Louisiana fast tracks a statewide HIE

By Heather Hayes
11:12 AM

The Office of the National Coordinator for Health Information Technology has approved the Louisiana Health Care Quality Forum's (LHCQF) strategic and operational plan for the Louisiana Health Information Exchange (LaHIE), paving the way for the organization to move forward quickly in its efforts to develop a statewide health information network.

The LHCQF, a non-profit entity that is the state's point organization for initiatives to improve health care quality, received a $10.6 million federal grant through the HITECH Act in March 2010, as well as a grant to run the state's regional extension center.

LHCQF issued a request for proposal in December so, with the ONC's go-ahead, officials are now free to pursue the original implementation schedule. Jenny Smith, HIE program manager for LHCQF, said that she and other officials have already begun reviewing proposals and will select a vendor and a technical infrastructure by mid-April and begin building the new system in May.

The overarching technology model for the LaHIE is decentralized and will leverage existing HIEs, including the Louisiana Rural Health Information Exchange (LaRHIX) and the Louisiana Southwest Health Information Exchange (LaSWIX), Medicaid systems and numerous hospital, provider group and public health IT initiatives.

"We have included representatives of key stakeholders across the state to make sure that we build upon efforts that are already in place," Smith said. "We will leverage what we can and we won't replace anything that doesn't need to be replaced."

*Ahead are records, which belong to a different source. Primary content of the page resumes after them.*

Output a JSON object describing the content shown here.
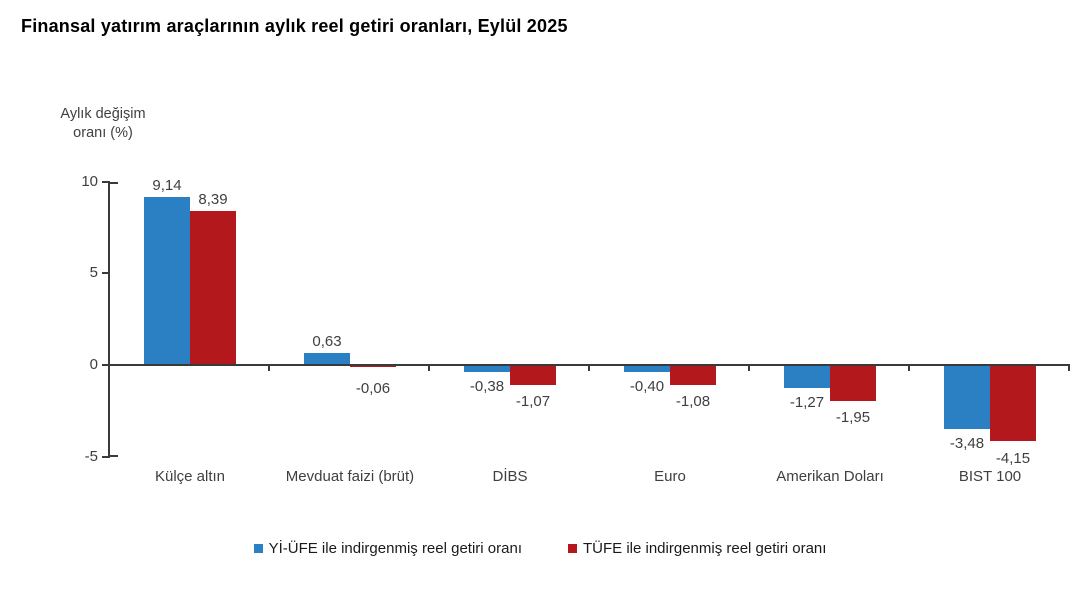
{
  "header": {
    "title": "Finansal yatırım araçlarının aylık reel getiri oranları, Eylül 2025"
  },
  "colors": {
    "series_blue": "#2b80c4",
    "series_red": "#b2181c",
    "axis": "#3a3a3a",
    "text": "#3f3f3f"
  },
  "chart_data": {
    "type": "bar",
    "title": "Finansal yatırım araçlarının aylık reel getiri oranları, Eylül 2025",
    "ylabel": "Aylık değişim oranı (%)",
    "ylabel_lines": [
      "Aylık değişim",
      "oranı (%)"
    ],
    "xlabel": "",
    "categories": [
      "Külçe altın",
      "Mevduat faizi (brüt)",
      "DİBS",
      "Euro",
      "Amerikan Doları",
      "BIST 100"
    ],
    "series": [
      {
        "name": "Yİ-ÜFE ile indirgenmiş reel getiri oranı",
        "color": "#2b80c4",
        "values": [
          9.14,
          0.63,
          -0.38,
          -0.4,
          -1.27,
          -3.48
        ],
        "labels": [
          "9,14",
          "0,63",
          "-0,38",
          "-0,40",
          "-1,27",
          "-3,48"
        ]
      },
      {
        "name": "TÜFE ile indirgenmiş reel getiri oranı",
        "color": "#b2181c",
        "values": [
          8.39,
          -0.06,
          -1.07,
          -1.08,
          -1.95,
          -4.15
        ],
        "labels": [
          "8,39",
          "-0,06",
          "-1,07",
          "-1,08",
          "-1,95",
          "-4,15"
        ]
      }
    ],
    "yticks": [
      10,
      5,
      0,
      -5
    ],
    "ytick_labels": [
      "10",
      "5",
      "0",
      "-5"
    ],
    "ylim": [
      -5,
      10
    ],
    "grid": false,
    "legend_position": "bottom"
  }
}
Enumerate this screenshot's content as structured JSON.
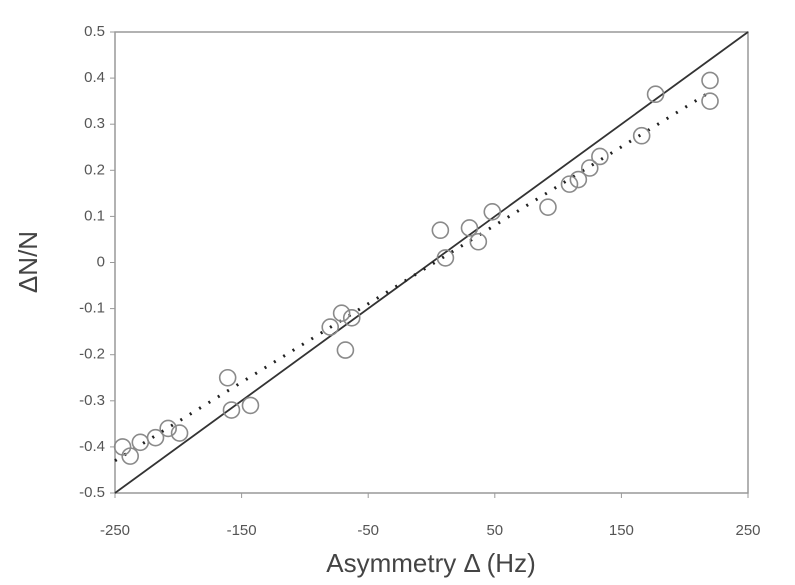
{
  "chart_data": {
    "type": "scatter",
    "xlabel": "Asymmetry Δ (Hz)",
    "ylabel": "ΔN/N",
    "xlim": [
      -250,
      250
    ],
    "ylim": [
      -0.5,
      0.5
    ],
    "xticks": [
      -250,
      -150,
      -50,
      50,
      150,
      250
    ],
    "yticks": [
      -0.5,
      -0.4,
      -0.3,
      -0.2,
      -0.1,
      0,
      0.1,
      0.2,
      0.3,
      0.4,
      0.5
    ],
    "series": [
      {
        "kind": "scatter",
        "color": "#8a8a8a",
        "x": [
          -244,
          -238,
          -230,
          -218,
          -208,
          -199,
          -161,
          -158,
          -143,
          -80,
          -71,
          -68,
          -63,
          7,
          11,
          30,
          37,
          48,
          92,
          109,
          116,
          125,
          133,
          166,
          177,
          220,
          220
        ],
        "values": [
          -0.4,
          -0.42,
          -0.39,
          -0.38,
          -0.36,
          -0.37,
          -0.25,
          -0.32,
          -0.31,
          -0.14,
          -0.11,
          -0.19,
          -0.12,
          0.07,
          0.01,
          0.075,
          0.045,
          0.11,
          0.12,
          0.17,
          0.18,
          0.205,
          0.23,
          0.275,
          0.365,
          0.395,
          0.35
        ]
      },
      {
        "kind": "line",
        "style": "solid",
        "color": "#333333",
        "x": [
          -250,
          250
        ],
        "values": [
          -0.5,
          0.5
        ]
      },
      {
        "kind": "line",
        "style": "dotted",
        "color": "#222222",
        "x": [
          -250,
          220
        ],
        "values": [
          -0.43,
          0.37
        ]
      }
    ]
  }
}
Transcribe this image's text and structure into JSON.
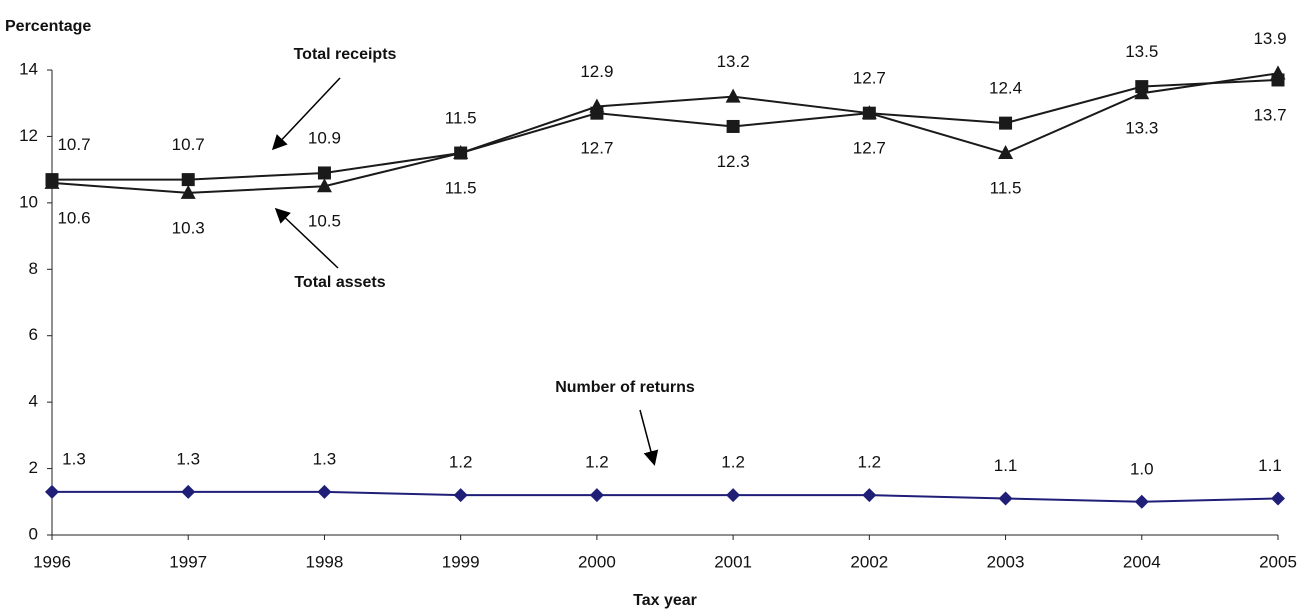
{
  "chart_data": {
    "type": "line",
    "y_axis_title": "Percentage",
    "x_axis_title": "Tax year",
    "x": [
      1996,
      1997,
      1998,
      1999,
      2000,
      2001,
      2002,
      2003,
      2004,
      2005
    ],
    "xlim": [
      1996,
      2005
    ],
    "xticks": [
      1996,
      1997,
      1998,
      1999,
      2000,
      2001,
      2002,
      2003,
      2004,
      2005
    ],
    "ylim": [
      0,
      14
    ],
    "yticks": [
      0,
      2,
      4,
      6,
      8,
      10,
      12,
      14
    ],
    "grid": false,
    "series": [
      {
        "name": "Total receipts",
        "color": "#1a1a1a",
        "marker": "square",
        "values": [
          10.7,
          10.7,
          10.9,
          11.5,
          12.7,
          12.3,
          12.7,
          12.4,
          13.5,
          13.7
        ],
        "value_labels": [
          "10.7",
          "10.7",
          "10.9",
          "11.5",
          "12.7",
          "12.3",
          "12.7",
          "12.4",
          "13.5",
          "13.7"
        ]
      },
      {
        "name": "Total assets",
        "color": "#1a1a1a",
        "marker": "triangle",
        "values": [
          10.6,
          10.3,
          10.5,
          11.5,
          12.9,
          13.2,
          12.7,
          11.5,
          13.3,
          13.9
        ],
        "value_labels": [
          "10.6",
          "10.3",
          "10.5",
          "11.5",
          "12.9",
          "13.2",
          "12.7",
          "11.5",
          "13.3",
          "13.9"
        ]
      },
      {
        "name": "Number of returns",
        "color": "#1f1f78",
        "marker": "diamond",
        "values": [
          1.3,
          1.3,
          1.3,
          1.2,
          1.2,
          1.2,
          1.2,
          1.1,
          1.0,
          1.1
        ],
        "value_labels": [
          "1.3",
          "1.3",
          "1.3",
          "1.2",
          "1.2",
          "1.2",
          "1.2",
          "1.1",
          "1.0",
          "1.1"
        ]
      }
    ]
  }
}
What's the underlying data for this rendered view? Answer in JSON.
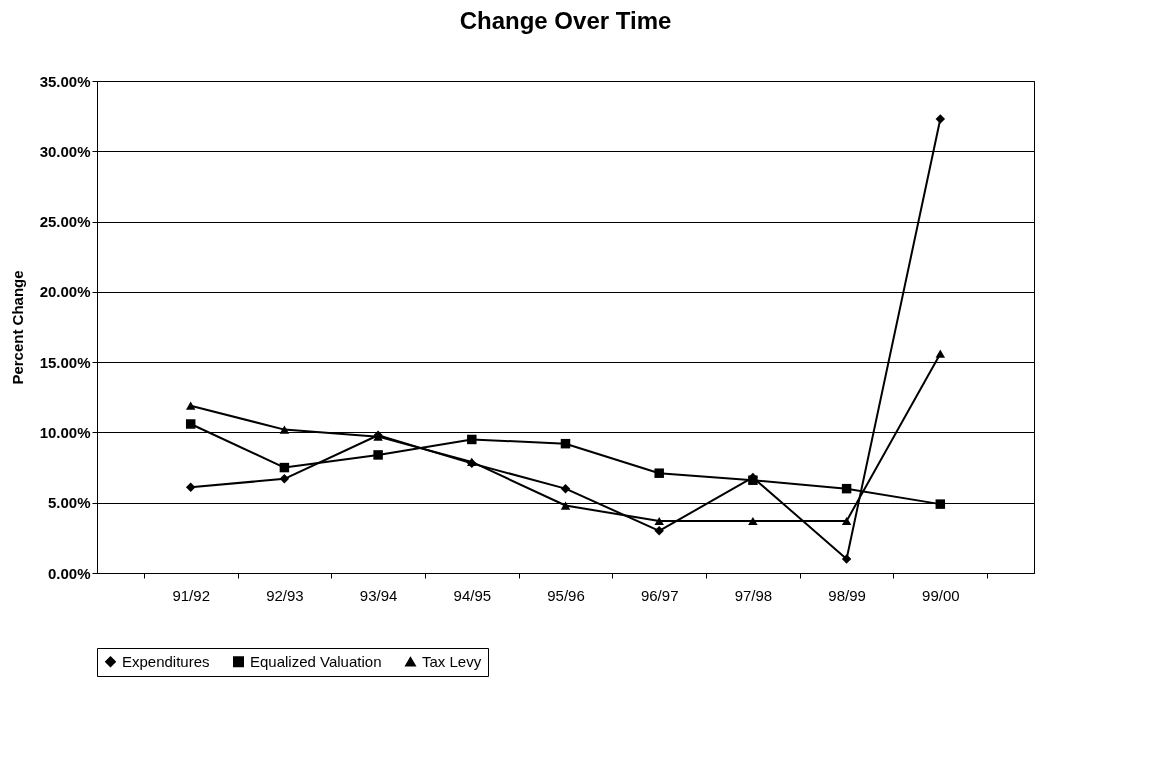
{
  "chart_data": {
    "type": "line",
    "title": "Change Over Time",
    "ylabel": "Percent Change",
    "categories": [
      "91/92",
      "92/93",
      "93/94",
      "94/95",
      "95/96",
      "96/97",
      "97/98",
      "98/99",
      "99/00"
    ],
    "series": [
      {
        "name": "Expenditures",
        "color": "#000000",
        "marker": "diamond",
        "values": [
          6.1,
          6.7,
          9.8,
          7.8,
          6.0,
          3.0,
          6.8,
          1.0,
          32.3
        ]
      },
      {
        "name": "Equalized Valuation",
        "color": "#000000",
        "marker": "square",
        "values": [
          10.6,
          7.5,
          8.4,
          9.5,
          9.2,
          7.1,
          6.6,
          6.0,
          4.9
        ]
      },
      {
        "name": "Tax Levy",
        "color": "#000000",
        "marker": "triangle",
        "values": [
          11.9,
          10.2,
          9.7,
          7.9,
          4.8,
          3.7,
          3.7,
          3.7,
          15.6
        ]
      }
    ],
    "ylim": [
      0,
      35
    ],
    "yticks": [
      {
        "value": 0,
        "label": "0.00%"
      },
      {
        "value": 5,
        "label": "5.00%"
      },
      {
        "value": 10,
        "label": "10.00%"
      },
      {
        "value": 15,
        "label": "15.00%"
      },
      {
        "value": 20,
        "label": "20.00%"
      },
      {
        "value": 25,
        "label": "25.00%"
      },
      {
        "value": 30,
        "label": "30.00%"
      },
      {
        "value": 35,
        "label": "35.00%"
      }
    ],
    "grid": "y",
    "legend": "bottom",
    "line_style": "solid"
  }
}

Smith noted that the LHCQF is open to technology solutions and ideas from vendors, but the LaHIE will initially include four key components: a master patient index, a record locater service, a provider directory and an enterprise service bus (ESB) to facilitate secure messaging in a standard data format.

The rollout will occur in phases over time, Smith said. The initial work will focus on the development of short-term use cases involving secure point-to-point messaging to help providers achieve meaningful use quickly and on the creation of an Emergency Department Visit Registry.

The latter, which will be implemented by the end of September, will exchange a subset of Admit, Discharge and Transfer (ADT) data.

"Hospitals will be able to immediately identify who the patient was, where they've been recently and what their chief complaint is," Smith explained. "It's considered most valuable to hospitals in urban settings" because, unlike in rural areas, patients have the option of being seen in several nearby emergency departments.

The LaHIE, including a fully developed master patient index and provider directory, is expected to go live in mid-2012. Beyond that, the HIE will evolve to also feature clinical decision support tools and consumer-facing applications, such as personal health records (PHRs).

Currently, Louisiana has an electronic health record (EHR) adoption rate of 17 percent, but Smith says that LHCQF officials are confident that those numbers will increase at a significant rate now that the LaHIE is on its way to reality.

"We're in a very unique position because we're not only managing the creation of the state's HIE, we're also running the Regional Extension Center for Louisiana and assisting providers with EHR purchases and implementation," she said. "So it will be very easy to coordinate and align those efforts."

"When my counterpart is out in physician offices getting them up to speed on EHRs and achieving meaningful use, there will be very easy handoff to then say, "˜Okay, now you're at a point where you can begin exchanging information and connecting to the LaHIE," Smith said. "That will be a major advantage to everyone's efforts."